Shajii Ariya, Yorukoglu Deniz, William Yu Yun, Berger Bonnie
Department of Electrical & Computer Engineering, Boston University, Boston, MA 02215, USA.
Computer Science and AI Lab.
Bioinformatics. 2016 Sep 1;32(17):i538-i544. doi: 10.1093/bioinformatics/btw460.
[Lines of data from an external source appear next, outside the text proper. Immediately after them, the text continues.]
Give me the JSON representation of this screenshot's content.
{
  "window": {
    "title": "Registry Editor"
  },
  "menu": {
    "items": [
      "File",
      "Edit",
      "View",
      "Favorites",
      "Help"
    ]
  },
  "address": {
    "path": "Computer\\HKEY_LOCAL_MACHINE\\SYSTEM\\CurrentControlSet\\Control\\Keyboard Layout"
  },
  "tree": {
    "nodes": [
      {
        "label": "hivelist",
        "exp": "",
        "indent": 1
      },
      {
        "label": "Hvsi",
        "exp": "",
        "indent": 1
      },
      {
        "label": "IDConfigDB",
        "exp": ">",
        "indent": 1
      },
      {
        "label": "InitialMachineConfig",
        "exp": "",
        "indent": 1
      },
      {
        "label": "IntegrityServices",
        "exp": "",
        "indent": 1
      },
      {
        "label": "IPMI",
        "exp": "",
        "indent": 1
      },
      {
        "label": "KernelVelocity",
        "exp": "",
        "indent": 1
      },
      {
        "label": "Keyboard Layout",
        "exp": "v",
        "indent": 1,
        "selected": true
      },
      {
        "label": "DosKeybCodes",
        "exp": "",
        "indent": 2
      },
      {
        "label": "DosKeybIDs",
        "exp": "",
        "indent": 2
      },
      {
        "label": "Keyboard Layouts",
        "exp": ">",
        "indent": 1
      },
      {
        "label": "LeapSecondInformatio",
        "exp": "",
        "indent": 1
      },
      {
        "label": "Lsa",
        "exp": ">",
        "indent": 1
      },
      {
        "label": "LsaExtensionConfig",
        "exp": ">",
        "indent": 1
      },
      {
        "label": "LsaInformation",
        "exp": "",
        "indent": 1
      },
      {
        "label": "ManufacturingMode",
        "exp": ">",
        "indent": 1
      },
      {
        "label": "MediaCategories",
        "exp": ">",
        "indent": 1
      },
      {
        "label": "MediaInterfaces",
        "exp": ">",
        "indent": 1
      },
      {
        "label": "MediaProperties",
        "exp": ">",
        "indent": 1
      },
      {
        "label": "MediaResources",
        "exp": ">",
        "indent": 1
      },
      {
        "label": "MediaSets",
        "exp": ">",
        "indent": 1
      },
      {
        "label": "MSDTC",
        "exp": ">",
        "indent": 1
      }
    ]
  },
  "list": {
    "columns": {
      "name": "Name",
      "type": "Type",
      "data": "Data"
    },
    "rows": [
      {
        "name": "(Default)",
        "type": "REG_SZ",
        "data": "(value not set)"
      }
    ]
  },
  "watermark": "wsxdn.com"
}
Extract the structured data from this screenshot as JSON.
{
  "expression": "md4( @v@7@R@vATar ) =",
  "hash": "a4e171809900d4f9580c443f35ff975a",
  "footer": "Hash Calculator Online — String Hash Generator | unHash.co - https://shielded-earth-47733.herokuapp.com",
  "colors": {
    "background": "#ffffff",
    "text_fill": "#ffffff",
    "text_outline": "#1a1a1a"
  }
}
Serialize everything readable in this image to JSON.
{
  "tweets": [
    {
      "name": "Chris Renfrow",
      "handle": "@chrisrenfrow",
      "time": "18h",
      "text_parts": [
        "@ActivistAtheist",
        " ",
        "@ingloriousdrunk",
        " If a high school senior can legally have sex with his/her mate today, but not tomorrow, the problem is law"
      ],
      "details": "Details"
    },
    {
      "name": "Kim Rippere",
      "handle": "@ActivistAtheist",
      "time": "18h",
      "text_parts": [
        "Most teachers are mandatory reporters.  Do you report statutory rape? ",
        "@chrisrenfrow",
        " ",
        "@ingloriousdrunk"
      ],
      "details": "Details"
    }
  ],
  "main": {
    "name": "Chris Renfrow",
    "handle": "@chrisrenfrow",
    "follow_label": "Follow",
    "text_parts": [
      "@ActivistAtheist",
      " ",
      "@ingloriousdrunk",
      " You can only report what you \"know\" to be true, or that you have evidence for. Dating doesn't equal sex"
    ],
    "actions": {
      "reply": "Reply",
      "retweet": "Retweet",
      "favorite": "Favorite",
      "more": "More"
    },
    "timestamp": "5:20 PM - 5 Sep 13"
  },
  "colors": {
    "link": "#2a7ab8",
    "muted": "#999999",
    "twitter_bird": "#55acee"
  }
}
As the volume of next-generation sequencing (NGS) data increases, faster algorithms become necessary. Although speeding up individual components of a sequence analysis pipeline (e.g. read mapping) can reduce the computational cost of analysis, such approaches do not take full advantage of the particulars of a given problem. One problem of great interest, genotyping a known set of variants (e.g. dbSNP or Affymetrix SNPs), is important for characterization of known genetic traits and causative disease variants within an individual, as well as the initial stage of many ancestral and population genomic pipelines (e.g. GWAS).
We introduce lightweight assignment of variant alleles (LAVA), an NGS-based genotyping algorithm for a given set of SNP loci, which takes advantage of the fact that approximate matching of mid-size k-mers (with k = 32) can typically uniquely identify loci in the human genome without full read alignment. LAVA accurately calls the vast majority of SNPs in dbSNP and Affymetrix's Genome-Wide Human SNP Array 6.0 up to about an order of magnitude faster than standard NGS genotyping pipelines. For Affymetrix SNPs, LAVA has significantly higher SNP calling accuracy than existing pipelines while using as low as ∼5 GB of RAM. As such, LAVA represents a scalable computational method for population-level genotyping studies as well as a flexible NGS-based replacement for SNP arrays.
LAVA software is available at http://lava.csail.mit.edu
Supplementary data are available at Bioinformatics online.
随着下一代测序(NGS)数据量的增加,需要更快的算法。虽然加快序列分析流程的各个组件(例如读取映射)可以降低分析的计算成本,但此类方法并未充分利用给定问题的具体情况。一个备受关注的问题是对一组已知变体(例如dbSNP或Affymetrix SNPs)进行基因分型,这对于个体内已知遗传特征和致病疾病变体的表征以及许多祖先和群体基因组流程(例如全基因组关联研究)的初始阶段都很重要。
我们引入了变体等位基因的轻量级分配(LAVA),这是一种针对给定SNP位点集的基于NGS的基因分型算法,它利用了这样一个事实,即中等大小的k-mer(k = 32)的近似匹配通常可以在无需完全读取比对的情况下唯一地识别人类基因组中的位点。LAVA能够准确地对dbSNP和Affymetrix的全基因组人类SNP Array 6.0中的绝大多数SNP进行分型,速度比标准NGS基因分型流程快大约一个数量级。对于Affymetrix SNPs,LAVA在使用低至约5GB随机存取存储器时,SNP分型准确性明显高于现有流程。因此,LAVA代表了一种适用于群体水平基因分型研究的可扩展计算方法,也是基于NGS的SNP阵列的灵活替代品。
LAVA软件可在http://lava.csail.mit.edu获取。
补充数据可在《生物信息学》在线获取。